Hey, I have 2 plants i just started. Theyre nowhere near harvest time yet but i had some questions anyways.

1. what part exactly do you harvest? i know the plant has buds but i am unsure what to cut and all that. 

2. male plants, i know they are not of much use but do they have any use at all? can anything from them be harvested? what do you usually do with males, just trash them.

This is my 1st grow so i dont know much about it. Sorry if these questions are stupid. lol.


----------



## Celebrity Bob (Nov 12, 2007)

Males you can use to make hash but have to be secluded from the females otherwise they will become pollinated and have seeds. Most people just throw the males away and the only part you harvest on the female really is the bud (you will see it) and then use the rest to make cannabutter or hash.


----------



## smokin with the homies (Nov 12, 2007)

when u harvest ur plant cut it off at the bottom, then cut off individual branches, trim off the leaf, and hang upside down to dry


----------



## dopeman265 (Aug 1, 2008)

From what I have read and understand... you want to cut the plant as smokin with the homies put it, from the the bottom. then where the bud/flowers are growing, cut off each of those branches.  Cut off the big fan leaves no problem, then cut off some of the smaller leaves near the bud, before drying, to make it easier.  Then basically hang the small branches upside down in a cool, dry, dark place for about 2 weeks until the branches have a crispy break to it.  Then you just have to cure them.

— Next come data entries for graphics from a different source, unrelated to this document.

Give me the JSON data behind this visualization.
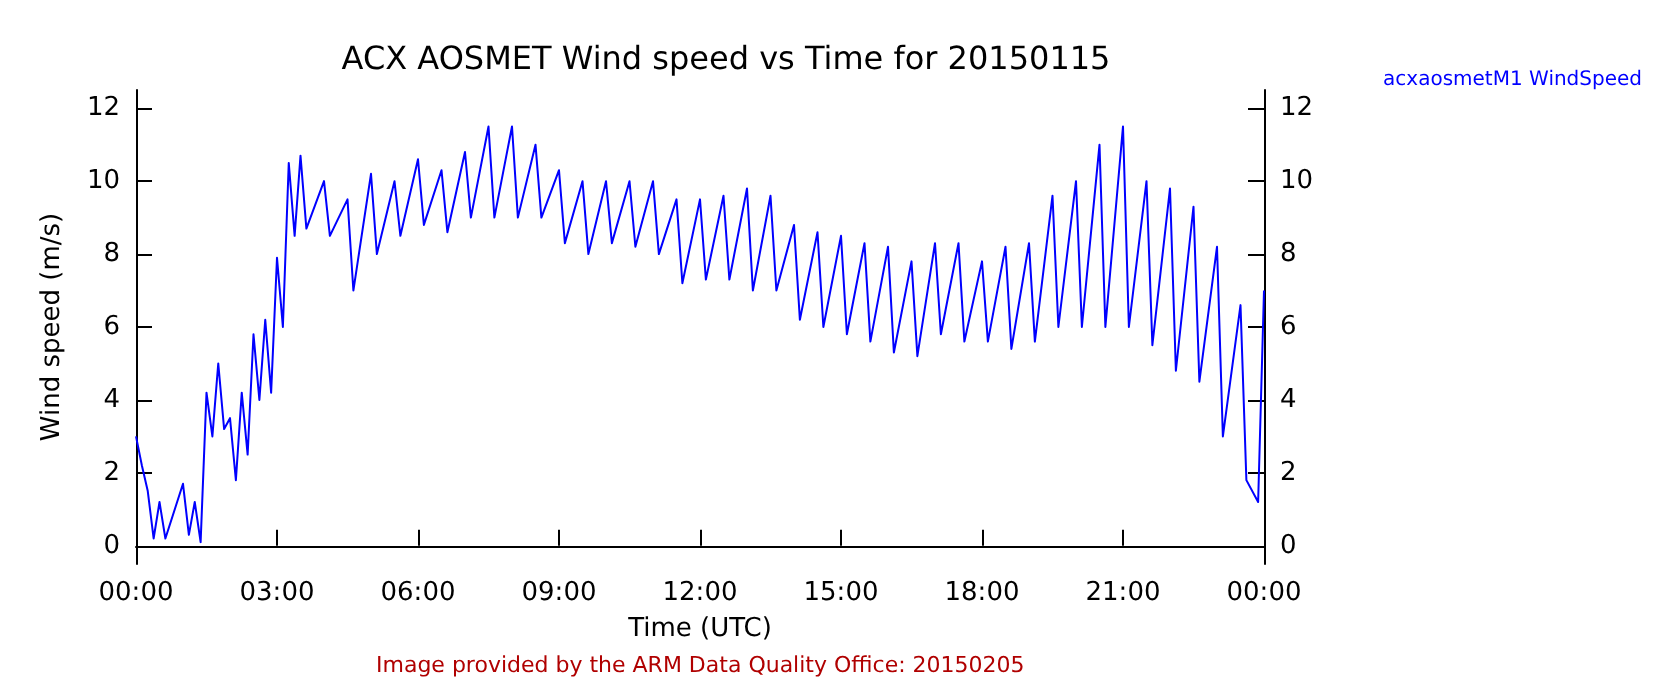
{
  "chart_data": {
    "type": "line",
    "title": "ACX AOSMET Wind speed vs Time for 20150115",
    "xlabel": "Time (UTC)",
    "ylabel": "Wind speed (m/s)",
    "x": [
      0,
      0.125,
      0.25,
      0.375,
      0.5,
      0.625,
      1,
      1.125,
      1.25,
      1.375,
      1.5,
      1.625,
      1.75,
      1.875,
      2,
      2.125,
      2.25,
      2.375,
      2.5,
      2.625,
      2.75,
      2.875,
      3,
      3.125,
      3.25,
      3.375,
      3.5,
      3.625,
      4,
      4.125,
      4.5,
      4.625,
      5,
      5.125,
      5.5,
      5.625,
      6,
      6.125,
      6.5,
      6.625,
      7,
      7.125,
      7.5,
      7.625,
      8,
      8.125,
      8.5,
      8.625,
      9,
      9.125,
      9.5,
      9.625,
      10,
      10.125,
      10.5,
      10.625,
      11,
      11.125,
      11.5,
      11.625,
      12,
      12.125,
      12.5,
      12.625,
      13,
      13.125,
      13.5,
      13.625,
      14,
      14.125,
      14.5,
      14.625,
      15,
      15.125,
      15.5,
      15.625,
      16,
      16.125,
      16.5,
      16.625,
      17,
      17.125,
      17.5,
      17.625,
      18,
      18.125,
      18.5,
      18.625,
      19,
      19.125,
      19.5,
      19.625,
      20,
      20.125,
      20.5,
      20.625,
      21,
      21.125,
      21.5,
      21.625,
      22,
      22.125,
      22.5,
      22.625,
      23,
      23.125,
      23.5,
      23.625,
      23.875,
      24
    ],
    "series": [
      {
        "name": "acxaosmetM1 WindSpeed",
        "color": "#0000ff",
        "values": [
          3,
          2.2,
          1.5,
          0.2,
          1.2,
          0.2,
          1.7,
          0.3,
          1.2,
          0.1,
          4.2,
          3,
          5,
          3.2,
          3.5,
          1.8,
          4.2,
          2.5,
          5.8,
          4,
          6.2,
          4.2,
          7.9,
          6,
          10.5,
          8.5,
          10.7,
          8.7,
          10,
          8.5,
          9.5,
          7,
          10.2,
          8,
          10,
          8.5,
          10.6,
          8.8,
          10.3,
          8.6,
          10.8,
          9,
          11.5,
          9,
          11.5,
          9,
          11,
          9,
          10.3,
          8.3,
          10,
          8,
          10,
          8.3,
          10,
          8.2,
          10,
          8,
          9.5,
          7.2,
          9.5,
          7.3,
          9.6,
          7.3,
          9.8,
          7,
          9.6,
          7,
          8.8,
          6.2,
          8.6,
          6,
          8.5,
          5.8,
          8.3,
          5.6,
          8.2,
          5.3,
          7.8,
          5.2,
          8.3,
          5.8,
          8.3,
          5.6,
          7.8,
          5.6,
          8.2,
          5.4,
          8.3,
          5.6,
          9.6,
          6,
          10,
          6,
          11,
          6,
          11.5,
          6,
          10,
          5.5,
          9.8,
          4.8,
          9.3,
          4.5,
          8.2,
          3,
          6.6,
          1.8,
          1.2,
          7
        ]
      }
    ],
    "xlim": [
      0,
      24
    ],
    "xticks": [
      {
        "value": 0,
        "label": "00:00"
      },
      {
        "value": 3,
        "label": "03:00"
      },
      {
        "value": 6,
        "label": "06:00"
      },
      {
        "value": 9,
        "label": "09:00"
      },
      {
        "value": 12,
        "label": "12:00"
      },
      {
        "value": 15,
        "label": "15:00"
      },
      {
        "value": 18,
        "label": "18:00"
      },
      {
        "value": 21,
        "label": "21:00"
      },
      {
        "value": 24,
        "label": "00:00"
      }
    ],
    "ylim": [
      -0.5,
      12.5
    ],
    "yticks": [
      0,
      2,
      4,
      6,
      8,
      10,
      12
    ],
    "y2lim": [
      -0.5,
      12.5
    ],
    "y2ticks": [
      0,
      2,
      4,
      6,
      8,
      10,
      12
    ],
    "legend": "top right",
    "grid": false,
    "marker": "none",
    "annotations": [
      "Image provided by the ARM Data Quality Office: 20150205"
    ]
  }
}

Just throw male plants away, why damage your sexy ladies by giving them more seeds.  don't take the risk, just trash them.


----------



## papabeach1 (Aug 1, 2008)

if males is kinda creepy, then throw the male away, like you say they are no where to harvest yet..   go ahead throw that male away..   and since its outside, wait for 9 weeks see if buds grow more, then take female home with you, do the cutting,  cut the stems off where buds is, if buds has leaves in way, cut the pointy leaves off, hang it dry, fishing string is good or put in empty drawer and leave it for 2 week, then its ready to smoke after u put all in brown bag.


----------



## Hick (Aug 1, 2008)

> 11-12-2007, 07:55 PM


..bet it's all smoked up by now...


----------